As shown in FIG.7, initially, the gateway device 140 and the server 160 perform key exchange 710 using the TLS v1.3 protocol. Then the gateway device 140 generates a master key 720 using a combination of classical and post quantum techniques. The gateway device 140 then computes a pre-master key 722 from the master key. Similarly, the server 160 also generates a master key 730 using a combination of classical and post quantum techniques. The server 160 then computes the pre-master key 732 from the master key. This allows secure data communication 740 between the gateway device 140 and the server 160 using the pre-master key.

FIG.8 is a message flow diagram showing data exchange between a gateway device according to an embodiment of the present invention and a bridge device according to an embodiment of the present invention.

As shown in FIG.8, the sensors 111 are connected using a serial interface 802 with the bridge device 120 to establish a secure channel with the gateway device 140. Similarly, the actuators 112 are connected using a serial interface 804 with the bridge device 120 to establish a secure channel with the gateway device 140. This ensures secure communication between sensors and the gateway device 140, and between the gateway device 140 and the actuators 112. FIG.8 shows a brief overview of the packet exchanges between the different entities. To transmit or receive any data securely, the bridge device 120 performs a key establishment 810 with the gateway device 140 using a combination of random data and I or its private keys. A key exchange 812 is done using a dedicated communication interface. A specific communication protocol is designed using a hybrid approach as mentioned above. Following the key exchange 812, bridge device 120 generates a master key 814 using a combination of classical and post quantum techniques. The bridge device 120 then computes a pre-master key 816 from the master key. Similarly, the gateway device 140 also generates a master key 818 using a combination of classical and post quantum techniques. The gateway device 140 then computes the pre-master key 820 from the master key. This allows establishment of a secure connection 830 between the gateway device 140 and the bridge device 120. After a key is established, the reading of sensor data 840 or writing of actuator data 860 may be performed securely as required.

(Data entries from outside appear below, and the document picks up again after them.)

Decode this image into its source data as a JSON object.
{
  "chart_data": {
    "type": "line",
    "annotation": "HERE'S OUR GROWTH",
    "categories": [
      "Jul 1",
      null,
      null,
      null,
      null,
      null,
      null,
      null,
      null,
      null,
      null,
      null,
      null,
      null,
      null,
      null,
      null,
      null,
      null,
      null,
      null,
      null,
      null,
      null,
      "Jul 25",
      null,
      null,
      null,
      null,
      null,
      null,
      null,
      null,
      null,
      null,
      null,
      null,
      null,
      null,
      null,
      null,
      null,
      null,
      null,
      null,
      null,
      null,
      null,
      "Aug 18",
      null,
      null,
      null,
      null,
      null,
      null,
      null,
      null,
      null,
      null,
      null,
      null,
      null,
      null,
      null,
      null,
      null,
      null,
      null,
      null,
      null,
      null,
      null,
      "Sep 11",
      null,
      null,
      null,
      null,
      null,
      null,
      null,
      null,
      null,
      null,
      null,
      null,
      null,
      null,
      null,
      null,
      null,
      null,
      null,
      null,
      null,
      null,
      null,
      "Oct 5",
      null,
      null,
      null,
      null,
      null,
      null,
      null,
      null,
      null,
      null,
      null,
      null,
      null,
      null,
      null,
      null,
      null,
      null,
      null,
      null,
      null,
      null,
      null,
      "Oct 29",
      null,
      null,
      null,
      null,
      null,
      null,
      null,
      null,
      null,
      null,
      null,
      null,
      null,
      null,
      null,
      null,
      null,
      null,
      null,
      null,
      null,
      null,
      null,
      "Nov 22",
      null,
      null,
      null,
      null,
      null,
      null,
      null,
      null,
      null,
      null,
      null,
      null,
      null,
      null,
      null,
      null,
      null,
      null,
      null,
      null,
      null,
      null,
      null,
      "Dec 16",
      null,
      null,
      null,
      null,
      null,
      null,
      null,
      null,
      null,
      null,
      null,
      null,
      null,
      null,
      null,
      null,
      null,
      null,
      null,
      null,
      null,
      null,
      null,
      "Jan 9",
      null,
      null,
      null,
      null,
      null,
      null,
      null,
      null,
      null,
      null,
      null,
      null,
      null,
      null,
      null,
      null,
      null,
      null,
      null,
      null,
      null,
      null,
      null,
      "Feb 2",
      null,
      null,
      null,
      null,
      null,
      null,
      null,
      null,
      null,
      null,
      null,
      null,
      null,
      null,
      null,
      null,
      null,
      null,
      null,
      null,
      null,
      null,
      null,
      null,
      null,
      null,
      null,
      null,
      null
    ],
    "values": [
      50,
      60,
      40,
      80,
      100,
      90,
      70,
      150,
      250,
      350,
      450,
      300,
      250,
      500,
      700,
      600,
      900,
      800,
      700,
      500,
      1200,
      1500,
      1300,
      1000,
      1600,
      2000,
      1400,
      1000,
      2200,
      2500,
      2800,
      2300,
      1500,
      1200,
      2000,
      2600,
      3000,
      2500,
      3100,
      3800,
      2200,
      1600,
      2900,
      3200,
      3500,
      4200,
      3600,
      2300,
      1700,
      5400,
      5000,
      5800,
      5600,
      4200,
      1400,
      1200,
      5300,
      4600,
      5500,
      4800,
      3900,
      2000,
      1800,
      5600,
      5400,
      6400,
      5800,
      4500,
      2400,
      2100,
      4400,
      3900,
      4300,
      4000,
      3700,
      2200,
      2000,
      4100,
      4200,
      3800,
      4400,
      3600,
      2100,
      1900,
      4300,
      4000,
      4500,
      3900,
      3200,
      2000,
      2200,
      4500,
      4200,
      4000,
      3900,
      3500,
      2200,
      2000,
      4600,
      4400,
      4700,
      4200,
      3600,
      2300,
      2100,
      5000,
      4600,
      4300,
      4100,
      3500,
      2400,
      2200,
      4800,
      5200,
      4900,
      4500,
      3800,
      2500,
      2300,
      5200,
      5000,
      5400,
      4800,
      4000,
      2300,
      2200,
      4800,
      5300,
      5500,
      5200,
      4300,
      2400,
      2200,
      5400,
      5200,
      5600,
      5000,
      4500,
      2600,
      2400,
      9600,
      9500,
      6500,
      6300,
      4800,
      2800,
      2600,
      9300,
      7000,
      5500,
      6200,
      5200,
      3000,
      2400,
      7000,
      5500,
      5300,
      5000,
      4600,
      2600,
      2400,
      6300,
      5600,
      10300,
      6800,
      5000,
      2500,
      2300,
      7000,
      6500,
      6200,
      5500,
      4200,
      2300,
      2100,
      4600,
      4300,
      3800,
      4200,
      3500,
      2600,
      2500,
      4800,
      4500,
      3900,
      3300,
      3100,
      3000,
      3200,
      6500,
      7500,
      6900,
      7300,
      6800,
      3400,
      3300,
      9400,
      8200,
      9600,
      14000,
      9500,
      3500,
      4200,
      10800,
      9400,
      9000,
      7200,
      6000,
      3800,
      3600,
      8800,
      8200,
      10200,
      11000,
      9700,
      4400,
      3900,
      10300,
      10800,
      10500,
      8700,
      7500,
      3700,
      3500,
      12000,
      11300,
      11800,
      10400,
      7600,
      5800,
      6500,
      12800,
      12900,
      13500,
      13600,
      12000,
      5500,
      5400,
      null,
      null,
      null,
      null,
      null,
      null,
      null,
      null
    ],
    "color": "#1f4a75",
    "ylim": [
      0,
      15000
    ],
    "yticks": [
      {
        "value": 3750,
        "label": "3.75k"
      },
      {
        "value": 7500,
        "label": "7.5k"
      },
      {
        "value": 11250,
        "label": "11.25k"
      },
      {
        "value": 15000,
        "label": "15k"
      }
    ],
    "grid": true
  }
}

During the reading of sensor data 840, the gateway device 140 sends a request for sensor data 842 to the bridge device 120. The packet comprising the request for sensor data 842 is encrypted by the gateway device 140 using the pre-master key. The bridge device 120 decrypts 844 the received packet using the pre-master key and then reads 846 the requested value from the sensor 111. The sensor values are encrypted 848 by the bridge device 120 using the pre-master key. Then the encrypted sensor data is sent 850 to the gateway device 140. The gateway device 140 then decrypts 852 the received packet using the pre-master key. Following decrypting the sensor data, the gateway device 140 may encrypt the sensor data and send it to the server. During the writing of actuator data 860, the gateway device 140 encrypts 862 a command signal received from the server. The encrypted command signal is sent 864 to the bridge device 120. The bridge device 120 decrypts 866 the packet comprising the encrypted command signal using the pre-master key. The bridge device 120 then sends the command signal to the actuator 112.

Whilst the foregoing description has described exemplary embodiments, it will be understood by those skilled in the art that many variations of the embodiments can be made within the scope and spirit of the present invention.